- Stuart Monro at Siccar Point, May 2007
- Born: 3 March 1947 (age 79) Aberdeen, Scotland
- Occupation: Scientist

= Stuart Monro =

Stuart Kinnaird Monro OBE, FRSGS, FRSE (born 3 March 1947) is a Scottish geologist and science communicator. He is currently Chair of the Board of the Scottish Association for Marine Science.

== Early life ==
Monro graduated in geology from Aberdeen University in 1970 and then received his PhD from the University of Edinburgh while embarking upon a lengthy career with the British Geological Survey, making a number of distinguished contributions to the understanding of the geology of central Scotland and the application of geology to environmental issues.

== Career ==
He was instrumental in establishing Our Dynamic Earth in Edinburgh, the science centre and visitor attraction which opened in 1999 as a major Millennium Project that serves to facilitate a better public understanding of the processes that have shaped the earth. He took up the post of Scientific Director at Our Dynamic Earth on a permanent, part-time, basis on retiring from the British Geological Survey in 2004.

Monro has been a part-time tutor in Earth Sciences at the Open University from 1982 till 2009 and, from 1990 to 2002, served on the Open University's Senate, and Council from 1994 to 2002. He was awarded an honorary doctorate from the Open University in 2011 for "Services to the University" and "Academic and scholarly distinction".

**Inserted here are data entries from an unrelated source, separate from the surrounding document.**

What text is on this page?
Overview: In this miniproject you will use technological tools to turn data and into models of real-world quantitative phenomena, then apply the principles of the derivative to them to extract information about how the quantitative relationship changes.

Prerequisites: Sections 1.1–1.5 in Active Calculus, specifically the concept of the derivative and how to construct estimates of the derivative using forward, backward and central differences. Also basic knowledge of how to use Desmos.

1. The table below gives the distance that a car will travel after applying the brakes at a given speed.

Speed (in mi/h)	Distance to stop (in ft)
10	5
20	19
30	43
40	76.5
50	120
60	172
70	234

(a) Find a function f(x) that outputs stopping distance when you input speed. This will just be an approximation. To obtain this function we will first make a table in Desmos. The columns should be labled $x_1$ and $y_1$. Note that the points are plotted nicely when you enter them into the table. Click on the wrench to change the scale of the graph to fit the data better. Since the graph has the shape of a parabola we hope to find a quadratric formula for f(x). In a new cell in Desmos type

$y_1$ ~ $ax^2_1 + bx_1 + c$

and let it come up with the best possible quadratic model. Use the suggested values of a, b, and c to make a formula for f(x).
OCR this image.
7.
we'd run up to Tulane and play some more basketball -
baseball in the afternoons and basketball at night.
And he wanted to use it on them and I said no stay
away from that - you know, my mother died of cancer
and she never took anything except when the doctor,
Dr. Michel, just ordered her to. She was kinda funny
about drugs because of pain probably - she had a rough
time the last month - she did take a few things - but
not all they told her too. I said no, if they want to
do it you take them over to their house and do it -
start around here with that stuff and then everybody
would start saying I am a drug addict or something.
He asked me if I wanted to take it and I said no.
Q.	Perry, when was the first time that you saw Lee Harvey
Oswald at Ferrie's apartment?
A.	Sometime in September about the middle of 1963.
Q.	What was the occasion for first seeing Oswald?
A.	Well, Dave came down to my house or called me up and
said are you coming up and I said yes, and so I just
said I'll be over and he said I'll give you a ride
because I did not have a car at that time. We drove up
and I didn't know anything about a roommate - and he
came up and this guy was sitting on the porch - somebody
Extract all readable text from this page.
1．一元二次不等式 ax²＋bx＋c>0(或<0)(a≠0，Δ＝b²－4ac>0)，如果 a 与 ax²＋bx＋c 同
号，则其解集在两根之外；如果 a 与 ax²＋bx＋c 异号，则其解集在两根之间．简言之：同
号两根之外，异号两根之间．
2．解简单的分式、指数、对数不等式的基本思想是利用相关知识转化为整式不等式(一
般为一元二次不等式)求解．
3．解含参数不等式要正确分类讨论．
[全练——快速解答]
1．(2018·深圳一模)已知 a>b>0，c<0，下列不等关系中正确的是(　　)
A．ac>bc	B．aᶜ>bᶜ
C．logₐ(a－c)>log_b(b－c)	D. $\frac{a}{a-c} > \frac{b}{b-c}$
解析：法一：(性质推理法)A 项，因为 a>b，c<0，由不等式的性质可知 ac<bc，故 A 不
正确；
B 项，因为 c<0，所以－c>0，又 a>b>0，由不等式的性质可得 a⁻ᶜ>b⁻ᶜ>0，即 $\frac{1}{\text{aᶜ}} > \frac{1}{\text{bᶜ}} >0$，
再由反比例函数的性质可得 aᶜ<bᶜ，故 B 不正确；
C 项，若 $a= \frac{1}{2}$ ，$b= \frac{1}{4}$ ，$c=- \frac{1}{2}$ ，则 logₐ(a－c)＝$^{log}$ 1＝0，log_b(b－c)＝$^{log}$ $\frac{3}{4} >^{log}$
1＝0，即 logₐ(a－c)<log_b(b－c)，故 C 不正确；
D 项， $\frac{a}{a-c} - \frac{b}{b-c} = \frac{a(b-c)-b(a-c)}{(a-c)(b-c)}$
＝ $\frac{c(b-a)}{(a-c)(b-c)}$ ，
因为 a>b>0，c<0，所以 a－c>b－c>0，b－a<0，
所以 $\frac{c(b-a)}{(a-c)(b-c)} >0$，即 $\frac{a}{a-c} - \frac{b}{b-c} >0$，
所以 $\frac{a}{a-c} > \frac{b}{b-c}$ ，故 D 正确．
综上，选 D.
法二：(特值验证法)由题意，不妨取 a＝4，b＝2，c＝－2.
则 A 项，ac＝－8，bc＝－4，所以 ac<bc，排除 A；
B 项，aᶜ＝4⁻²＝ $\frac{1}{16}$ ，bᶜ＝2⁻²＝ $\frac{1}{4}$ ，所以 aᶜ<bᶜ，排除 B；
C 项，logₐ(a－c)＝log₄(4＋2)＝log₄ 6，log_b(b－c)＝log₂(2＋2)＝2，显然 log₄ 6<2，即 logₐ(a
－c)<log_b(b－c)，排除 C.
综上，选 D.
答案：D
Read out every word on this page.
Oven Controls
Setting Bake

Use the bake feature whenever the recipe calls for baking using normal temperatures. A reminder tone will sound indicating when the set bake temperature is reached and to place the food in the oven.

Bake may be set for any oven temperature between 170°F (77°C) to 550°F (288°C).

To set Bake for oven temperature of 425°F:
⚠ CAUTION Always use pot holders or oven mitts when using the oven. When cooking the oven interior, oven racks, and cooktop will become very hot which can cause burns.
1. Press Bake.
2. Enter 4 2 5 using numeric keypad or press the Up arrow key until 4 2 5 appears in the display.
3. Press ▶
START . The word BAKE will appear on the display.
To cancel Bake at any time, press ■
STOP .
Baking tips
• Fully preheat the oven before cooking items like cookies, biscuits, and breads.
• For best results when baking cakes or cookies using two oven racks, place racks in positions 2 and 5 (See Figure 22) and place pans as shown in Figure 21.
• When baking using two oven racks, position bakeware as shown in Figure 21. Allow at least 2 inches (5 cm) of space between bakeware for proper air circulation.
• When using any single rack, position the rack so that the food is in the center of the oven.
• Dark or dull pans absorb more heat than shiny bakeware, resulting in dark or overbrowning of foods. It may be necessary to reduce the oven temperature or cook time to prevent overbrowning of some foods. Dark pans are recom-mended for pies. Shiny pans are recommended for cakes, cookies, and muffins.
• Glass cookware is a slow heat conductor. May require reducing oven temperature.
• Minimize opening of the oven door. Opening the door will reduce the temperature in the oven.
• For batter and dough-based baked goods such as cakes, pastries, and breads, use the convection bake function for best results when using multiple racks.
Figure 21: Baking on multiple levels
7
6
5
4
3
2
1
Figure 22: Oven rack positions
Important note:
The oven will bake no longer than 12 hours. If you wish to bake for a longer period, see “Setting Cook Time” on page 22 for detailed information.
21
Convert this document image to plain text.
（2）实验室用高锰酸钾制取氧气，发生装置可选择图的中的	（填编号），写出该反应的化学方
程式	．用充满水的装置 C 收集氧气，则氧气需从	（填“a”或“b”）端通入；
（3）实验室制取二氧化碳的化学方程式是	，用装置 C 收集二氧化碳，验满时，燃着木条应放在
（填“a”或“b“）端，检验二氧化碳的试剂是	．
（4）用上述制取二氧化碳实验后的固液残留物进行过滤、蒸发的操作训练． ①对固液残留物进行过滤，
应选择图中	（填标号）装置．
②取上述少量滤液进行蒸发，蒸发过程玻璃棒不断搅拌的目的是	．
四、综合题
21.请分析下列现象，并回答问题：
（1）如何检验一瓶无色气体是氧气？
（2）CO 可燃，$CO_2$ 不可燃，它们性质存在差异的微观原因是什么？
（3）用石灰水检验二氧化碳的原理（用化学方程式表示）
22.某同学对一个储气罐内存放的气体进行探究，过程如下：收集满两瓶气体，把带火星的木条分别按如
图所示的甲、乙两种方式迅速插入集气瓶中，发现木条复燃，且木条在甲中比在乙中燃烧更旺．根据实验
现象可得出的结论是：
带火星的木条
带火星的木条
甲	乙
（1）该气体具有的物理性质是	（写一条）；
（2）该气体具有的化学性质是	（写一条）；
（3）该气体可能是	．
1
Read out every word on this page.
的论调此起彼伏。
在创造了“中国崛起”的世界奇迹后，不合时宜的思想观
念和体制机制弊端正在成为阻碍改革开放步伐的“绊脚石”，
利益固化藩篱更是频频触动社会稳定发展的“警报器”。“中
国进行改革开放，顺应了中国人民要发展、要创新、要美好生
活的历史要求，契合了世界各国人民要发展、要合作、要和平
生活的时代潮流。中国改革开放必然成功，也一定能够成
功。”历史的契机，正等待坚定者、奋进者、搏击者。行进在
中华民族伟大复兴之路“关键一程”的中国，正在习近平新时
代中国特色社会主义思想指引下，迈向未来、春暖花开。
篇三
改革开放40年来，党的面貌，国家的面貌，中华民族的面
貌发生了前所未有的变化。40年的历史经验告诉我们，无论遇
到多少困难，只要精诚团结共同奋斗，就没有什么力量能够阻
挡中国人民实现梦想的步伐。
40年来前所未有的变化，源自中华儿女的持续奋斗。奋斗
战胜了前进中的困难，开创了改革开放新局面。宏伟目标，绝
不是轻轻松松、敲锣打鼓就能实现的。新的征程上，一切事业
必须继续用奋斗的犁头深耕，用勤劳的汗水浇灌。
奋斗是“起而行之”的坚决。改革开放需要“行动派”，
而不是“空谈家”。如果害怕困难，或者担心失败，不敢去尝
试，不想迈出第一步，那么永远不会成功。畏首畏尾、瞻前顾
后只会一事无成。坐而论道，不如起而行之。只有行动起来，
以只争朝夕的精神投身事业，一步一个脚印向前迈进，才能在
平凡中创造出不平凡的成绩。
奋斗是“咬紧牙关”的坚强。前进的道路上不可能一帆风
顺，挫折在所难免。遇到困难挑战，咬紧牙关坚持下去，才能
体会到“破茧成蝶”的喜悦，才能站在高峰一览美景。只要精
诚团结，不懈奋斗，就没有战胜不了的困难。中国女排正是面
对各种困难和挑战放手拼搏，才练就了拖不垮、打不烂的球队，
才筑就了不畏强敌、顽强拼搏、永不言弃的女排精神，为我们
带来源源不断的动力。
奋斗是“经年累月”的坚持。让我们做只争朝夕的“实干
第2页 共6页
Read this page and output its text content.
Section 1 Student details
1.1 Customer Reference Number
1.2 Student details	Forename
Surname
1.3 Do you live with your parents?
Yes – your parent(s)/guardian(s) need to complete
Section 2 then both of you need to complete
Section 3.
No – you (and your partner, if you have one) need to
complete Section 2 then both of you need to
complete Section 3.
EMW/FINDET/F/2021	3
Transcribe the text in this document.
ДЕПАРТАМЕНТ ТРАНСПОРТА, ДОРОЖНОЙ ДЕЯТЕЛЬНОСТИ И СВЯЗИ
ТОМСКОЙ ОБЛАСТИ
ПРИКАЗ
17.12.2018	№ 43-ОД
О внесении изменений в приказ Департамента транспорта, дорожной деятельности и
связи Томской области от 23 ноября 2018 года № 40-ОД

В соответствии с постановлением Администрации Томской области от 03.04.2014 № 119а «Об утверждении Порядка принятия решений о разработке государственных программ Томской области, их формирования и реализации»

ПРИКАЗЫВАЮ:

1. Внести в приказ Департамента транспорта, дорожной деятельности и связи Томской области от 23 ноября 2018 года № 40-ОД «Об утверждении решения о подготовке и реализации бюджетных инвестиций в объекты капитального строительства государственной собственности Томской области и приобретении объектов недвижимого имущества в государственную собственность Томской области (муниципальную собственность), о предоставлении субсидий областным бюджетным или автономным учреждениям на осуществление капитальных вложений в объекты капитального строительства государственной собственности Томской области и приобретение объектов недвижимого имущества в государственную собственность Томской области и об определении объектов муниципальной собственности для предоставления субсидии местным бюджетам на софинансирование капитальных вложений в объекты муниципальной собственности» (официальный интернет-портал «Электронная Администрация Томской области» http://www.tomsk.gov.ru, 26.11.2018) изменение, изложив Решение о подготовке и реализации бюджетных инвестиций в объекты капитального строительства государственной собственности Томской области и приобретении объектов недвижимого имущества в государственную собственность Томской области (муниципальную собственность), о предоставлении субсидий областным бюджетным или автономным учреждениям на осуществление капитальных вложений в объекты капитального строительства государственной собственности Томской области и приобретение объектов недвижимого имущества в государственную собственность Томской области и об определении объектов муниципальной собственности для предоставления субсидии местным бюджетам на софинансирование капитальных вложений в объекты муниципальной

He was made a Fellow of the Royal Scottish Society of Arts in 1998, and served as President of that Society from 2002 until 2005 and again from 2014 until 2017,. He also served as president of the Westmorland Geological Society (1994–2005) and of the Edinburgh Geological Society (2005–2007). He has been co-Convenor of the Scottish Earth Science Education Forum since 2003, a voluntary group he helped establish to support a greater understanding of earth sciences in Scottish schools and colleges and chairs the Earth Science Trust. Also in 2003 he was appointed by Scottish Ministers to serve on the Scottish Science Advisory Council, a national forum which provides strategic advice to the Scottish Government on scientific issues. He was the council's first Independent Co-chair till he stood down as both co-chair and a member of the Council in 2009. He has also served as a Non-Executive Director of the Edinburgh International Science Festival, and served on the Royal Society of Edinburgh's Young People's Committee. He is honorary geological adviser to the John Muir Trust and in 2005 he was appointed by Scottish Ministers as a Trustee of the National Museums of Scotland, a role he continued till 2013. In 2009 he also took on the part-time position as Scientific Director of the Edinburgh Consortium for Rural Research now the Scottish Consortium for Rural Research. In 2011, he was elected a Fellow of the Society of Antiquaries of Scotland.

He was made an Honorary Fellow of the University of Edinburg] (School of Geosciences) in 2005 and from September 2007, he has also served as a member of the University Court of the University of Edinburgh. From September 2011 till 31 July 2014, he served as Vice-Convenor of Court. He was appointed a visiting professor in the School of Geosciences at the University of Edinburgh in February 2008 and an Honorary Professor from February 2014. In 2014 he was appointed as a member of the University Court of the University of St Andrews.

Monro is a Chartered Geologist and Fellow of the Geological Society and was awarded the Society's Distinguished Service Award in 2009. In 2010 he was elected a Fellow of the Royal Society of Edinburgh and in 2014 made an Honorary Fellow of the Royal Scottish Geographical Society. He has an honorary doctorate from the Open University (DUniv) from Heriot-Watt University (DSc) and from University of Edinburgh (DSc). He was awarded the title of Officer of the Order of the British Empire (OBE) for services to science in HM Queen Elizabeth II's New Year Honours list, announced on 30 December 2006.

In 2021, the Geological Society reprimanded Monro after allegations he "shouted, spat and made sexist comments" at Anna Grayson, former host of Natural World, at a 1999 Geological Society event, determining that he had behaved in an "unprofessional manner". The Society said that Monro's behaviour was "out of character" and confirmed that no further action would be taken.